In November 2021, approximately a month before Morton was discovered dead in a Florida hotel room, Schoep and Morton both took part in a discussion about combating violent extremism organized by the Parallel Networks nonprofit organization, which was supported by the DHS.
Schoep still recoils at the idea that he was an informant in the Nazi movement, despite the fact that he now freely collaborates with police enforcement.
“Outright accusing me of being an informant: Wow,” he said in an email to this publication. “If I was still in the movement, you might have gotten a visit for that accusation—and not a visit from law enforcement.”
Other Feds in the NSM
Even though Schoep wasn’t an FBI spy, the federal government infiltrated the NSM when he was its head.
For instance, court procedures in 2007 showed that David Gletty, the president of NSM’s Florida branch, was an informant.
In 2006, Gletty had planned an NSM gathering in Orlando. Therefore, it caused a stir in the neighborhood’s black population when he was exposed as an informant more than a year later.
“That revelation came Wednesday in an unrelated federal court hearing and has prompted outrage from black leaders, some of whom demanded an investigation into whether the February 2006 march was, itself, an event staged by law-enforcement agencies,” the Orlando Sentinel reported at the time.
Three ATF officers also attended the Orlando gathering, according to Gletty, who later wrote a biography titled Undercover Nazi.
White, a prisoner who also attended the Orlando demonstration, stated in his 2020 declaration that he now thinks most of the Nazi protesters were spies.
“I estimate that about three of the twenty to twenty-five persons who participated were not federal agents: myself, Laura Sennett, aka Isis, and an undercover reporter for a local paper,” White said.
Burt Colucci, who is presently in charge of NSM, revealed to Headline USA that he too had been requested to serve as an informant.
According to Colucci, he declined the FBI’s offer.
“The FBI likes to play games no matter what side of this you’re on. They actually came to me and told me they could ‘supplement my income,’ offering me—they didn’t specify what exactly they meant or or how much, but they said they’d supplement my income,” he said.

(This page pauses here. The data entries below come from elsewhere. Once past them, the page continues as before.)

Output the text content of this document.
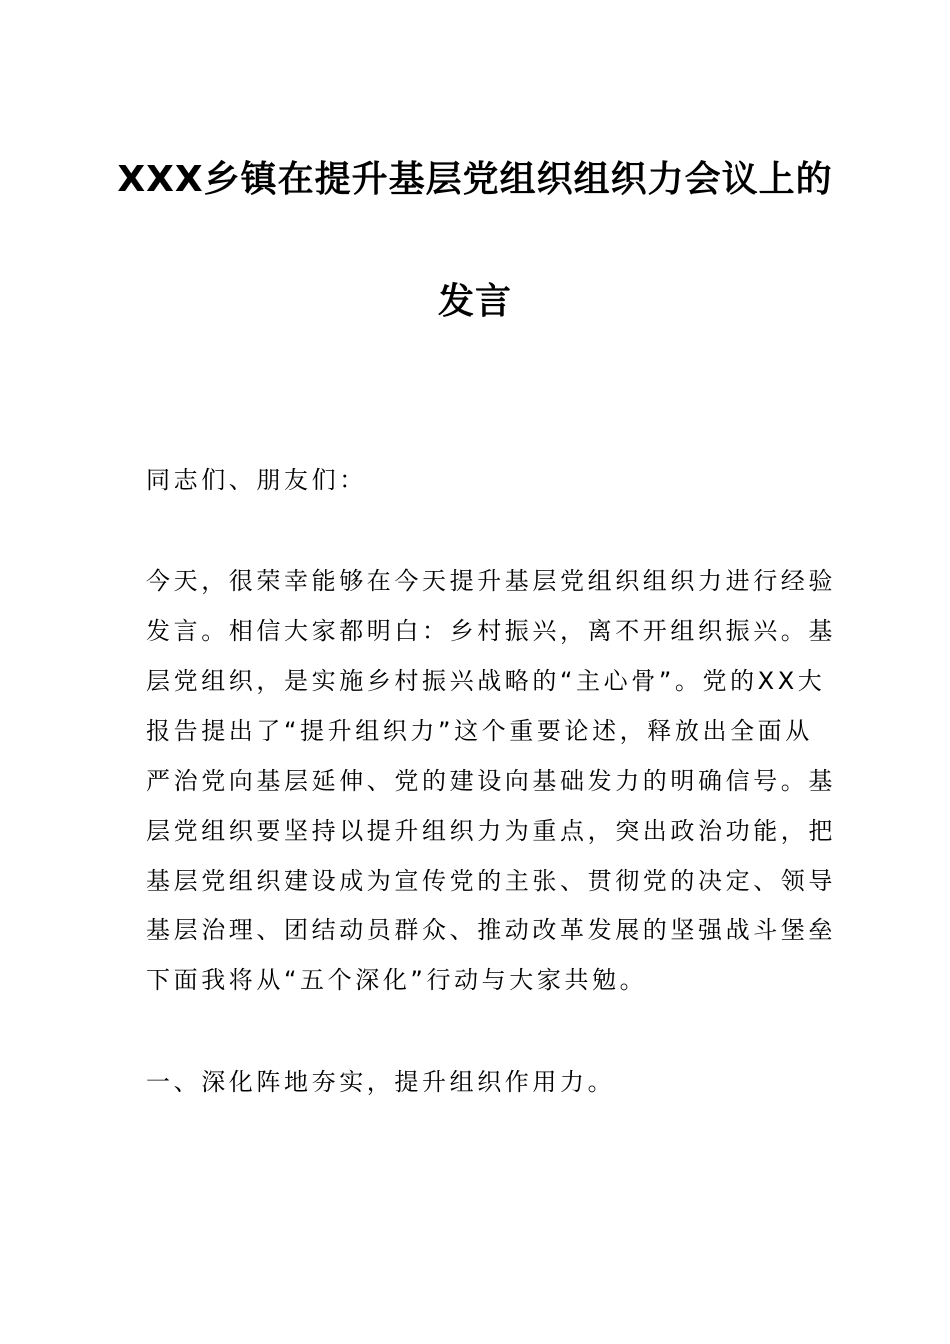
XXX乡镇在提升基层党组织组织力会议上的
发言
同志们、朋友们：
今天，很荣幸能够在今天提升基层党组织组织力进行经验
发言。相信大家都明白：乡村振兴，离不开组织振兴。基
层党组织，是实施乡村振兴战略的“主心骨”。党的XX大
报告提出了“提升组织力”这个重要论述，释放出全面从
严治党向基层延伸、党的建设向基础发力的明确信号。基
层党组织要坚持以提升组织力为重点，突出政治功能，把
基层党组织建设成为宣传党的主张、贯彻党的决定、领导
基层治理、团结动员群众、推动改革发展的坚强战斗堡垒
下面我将从“五个深化”行动与大家共勉。
一、深化阵地夯实，提升组织作用力。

“I told them I don’t want anything to do with them and to talk to my lawyers, so they did—they talked to my Arizona lawyer at the time,” he said, adding, “I would have personally told them to f*ck off and keep their money, but my lawyer’s like, ‘Let me tell them. I’ll say it a little bit nicer for you.’”
However, Colluci, who after seizing leadership of the organization deleted Schoep’s NSM email accounts, claimed he is not worried about the possibility that his former boss was an informant.
“All of these people are long gone, whether informants at the time or not,” he said.
In contrast, a jury determined that Schoep owed $500,000 and that the NSM owed $1 million for its activities in Charlottesville in 2017.
An appeal in that case is still underway for Schoep.